Paul, the famous Jewish apostle, wrote to his friends in Philippi, “Forgetting what is behind, and straining toward what is ahead, I press on…”  He had much to forget—persecution to death of Jesus followers, and then becoming one himself, his own beatings, shipwrecks, imprisonments and finally execution.  He determined to not let the past poison his life, or that of others.

“Never again” is the appropriate slogan for remembering the Holocaust.  But how do its survivors and their descendants deal with those memories?  Perhaps some do forget.  Others forgive and move on.  But dwelling on the tragedy seems to fuel Zionism’s fires to burn others.  Quoting from Jewish writer, Mark Braverman:

“…Israeli writer Avraham Burg sees the Holocaust as the central reality for Israel—infecting every aspect of daily life and even driving government policy:

‘In our eyes, we are still partisan fighters, ghetto rebels, shadows in the camps, no matter the nation, state, armed forces, gross domestic product, or international standing.  The Shoah is our life, and we will not forget it and we will not let anyone forget us.  We have pulled the Shoah out of its historic context and turned it into a plea and a generator for every deed.  All is compared to the Shoah, dwarfed by the Shoah, and therefore all is allowed—be it fences, sieges,…curfews, food and water deprivation, or unexplained killings…Everything seems dangerous to us…(2008, 78′” Braveman’s page 87

“Our world-view—our attitude toward the other—is so totally conditioned by our sense of our entitlement, undergirded by the idée fixe of our eternal victimhood, that we cannot see the other except as a threat that must be neutralized.”   Braverman’s “Fatal Embrace,” page 93.

Does a historic ethnic abuse seven decades ago justify another now, the oppressed becoming the oppressors?

 

Musings After A Christmas Tragedy

Our island community grieved when a tree fell on a car driven by a family on the way to a relative’s house on Christmas Day, causing death and injury.
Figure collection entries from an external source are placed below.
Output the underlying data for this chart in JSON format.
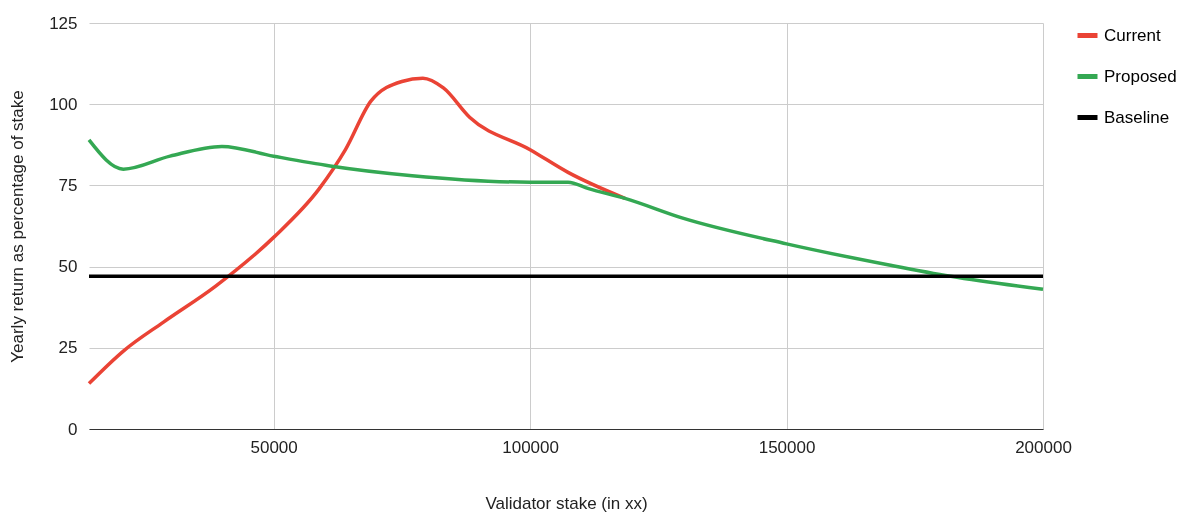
{
  "chart_data": {
    "type": "line",
    "xlabel": "Validator stake (in xx)",
    "ylabel": "Yearly return as percentage of stake",
    "xlim": [
      14000,
      200000
    ],
    "xticks": [
      50000,
      100000,
      150000,
      200000
    ],
    "ylim": [
      0,
      125
    ],
    "yticks": [
      0,
      25,
      50,
      75,
      100,
      125
    ],
    "grid": true,
    "legend": "top right",
    "marker": "none",
    "line_style": "solid",
    "series": [
      {
        "name": "Current",
        "color": "#ea4335",
        "x": [
          14000,
          20700,
          28600,
          38700,
          50000,
          58900,
          64000,
          69000,
          75000,
          79100,
          83100,
          88200,
          100000,
          107400,
          118500
        ],
        "values": [
          14,
          24,
          33,
          44,
          59,
          74,
          86,
          101,
          107,
          108,
          105,
          96,
          86,
          79,
          71
        ]
      },
      {
        "name": "Proposed",
        "color": "#34a853",
        "x": [
          14000,
          20700,
          29800,
          39900,
          50000,
          61000,
          77000,
          100000,
          107400,
          111400,
          118500,
          129600,
          150000,
          170000,
          182000,
          200000
        ],
        "values": [
          89,
          80,
          84,
          87,
          84,
          81,
          78,
          76,
          76,
          74,
          71,
          65,
          57,
          50.5,
          47,
          43
        ]
      },
      {
        "name": "Baseline",
        "color": "#000000",
        "x": [
          14000,
          200000
        ],
        "values": [
          47,
          47
        ]
      }
    ]
  }
}
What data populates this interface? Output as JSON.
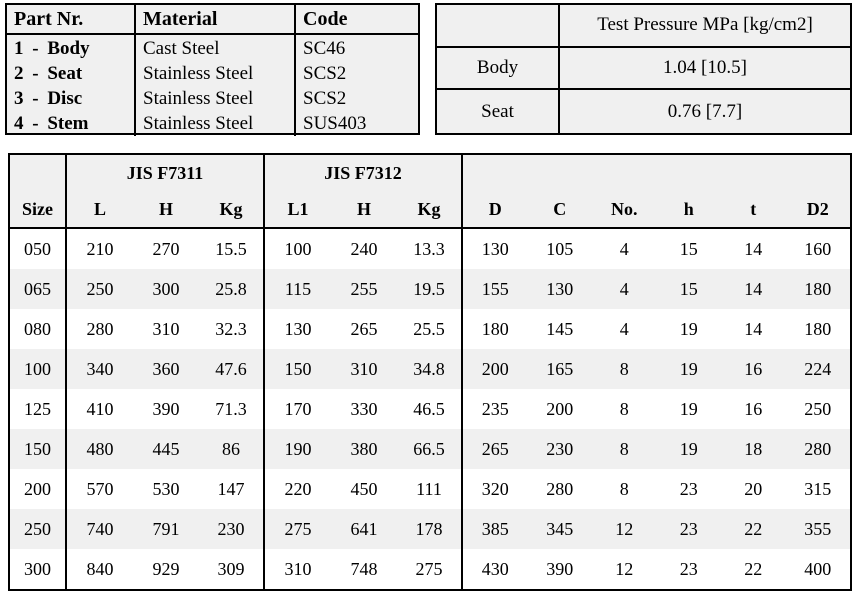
{
  "colors": {
    "page_background": "#ffffff",
    "table_fill": "#f0f0f0",
    "border": "#000000",
    "text": "#000000"
  },
  "parts_table": {
    "headers": [
      "Part Nr.",
      "Material",
      "Code"
    ],
    "rows": [
      {
        "part": "1 - Body",
        "material": "Cast Steel",
        "code": "SC46"
      },
      {
        "part": "2 - Seat",
        "material": "Stainless Steel",
        "code": "SCS2"
      },
      {
        "part": "3 - Disc",
        "material": "Stainless Steel",
        "code": "SCS2"
      },
      {
        "part": "4 - Stem",
        "material": "Stainless Steel",
        "code": "SUS403"
      }
    ]
  },
  "pressure_table": {
    "header": "Test Pressure MPa [kg/cm2]",
    "rows": [
      {
        "label": "Body",
        "value": "1.04 [10.5]"
      },
      {
        "label": "Seat",
        "value": "0.76 [7.7]"
      }
    ]
  },
  "dimensions_table": {
    "group_headers": [
      "JIS F7311",
      "JIS F7312"
    ],
    "columns": [
      "Size",
      "L",
      "H",
      "Kg",
      "L1",
      "H",
      "Kg",
      "D",
      "C",
      "No.",
      "h",
      "t",
      "D2"
    ],
    "rows": [
      [
        "050",
        "210",
        "270",
        "15.5",
        "100",
        "240",
        "13.3",
        "130",
        "105",
        "4",
        "15",
        "14",
        "160"
      ],
      [
        "065",
        "250",
        "300",
        "25.8",
        "115",
        "255",
        "19.5",
        "155",
        "130",
        "4",
        "15",
        "14",
        "180"
      ],
      [
        "080",
        "280",
        "310",
        "32.3",
        "130",
        "265",
        "25.5",
        "180",
        "145",
        "4",
        "19",
        "14",
        "180"
      ],
      [
        "100",
        "340",
        "360",
        "47.6",
        "150",
        "310",
        "34.8",
        "200",
        "165",
        "8",
        "19",
        "16",
        "224"
      ],
      [
        "125",
        "410",
        "390",
        "71.3",
        "170",
        "330",
        "46.5",
        "235",
        "200",
        "8",
        "19",
        "16",
        "250"
      ],
      [
        "150",
        "480",
        "445",
        "86",
        "190",
        "380",
        "66.5",
        "265",
        "230",
        "8",
        "19",
        "18",
        "280"
      ],
      [
        "200",
        "570",
        "530",
        "147",
        "220",
        "450",
        "111",
        "320",
        "280",
        "8",
        "23",
        "20",
        "315"
      ],
      [
        "250",
        "740",
        "791",
        "230",
        "275",
        "641",
        "178",
        "385",
        "345",
        "12",
        "23",
        "22",
        "355"
      ],
      [
        "300",
        "840",
        "929",
        "309",
        "310",
        "748",
        "275",
        "430",
        "390",
        "12",
        "23",
        "22",
        "400"
      ]
    ]
  }
}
Could God not have stopped that tragedy? Could have but wouldn’t? Would have but couldn’t?

When I was about four, I was happily walking through a field of clover when a bee stung me.  I had unknowingly stepped on the bee, and the bee reacted as bees were supposed to, but I had not wilfully done wrong, any more than the family had done wrong by driving down a road. Nursing my bee sting, I sought my mother’s comfort. Because she loved me, I could overcome a world in which bees sting small children.

Bad things happen that we cannot prevent, even by our best efforts. Such things are evidence, whatever else they are, that we need a relationship outside ourselves to whom we can go for comfort when those things happen.

The Holocaust surely is a tragedy as evil as ever envisioned. It caused some to disavow the idea of a loving God. I see it as evidence, neither of God’s impotence nor of his lack of caring, but as evidence of human failing. The Holocaust was not sent by God. It happened because we sinned, chose hatred. Directly caused by Hitler and the Nazis, yes, but it also may be traced to choices as far back as the religious wars of the 1600’s, which left Germany a devastated nation and led eventually to more wars and ethnic cleansing. The Holocaust came, not from God, but from humans. It is evidence of our choices, for which we need repentance and confession and forgiveness, the only actions that will prevent more Holocausts.

Why should we expect God to solve a problem that we ourselves have created? Nor should we expect God to change the rules of nature, the reaction of a bee to a threat or the natural fall of a tree when its time has come.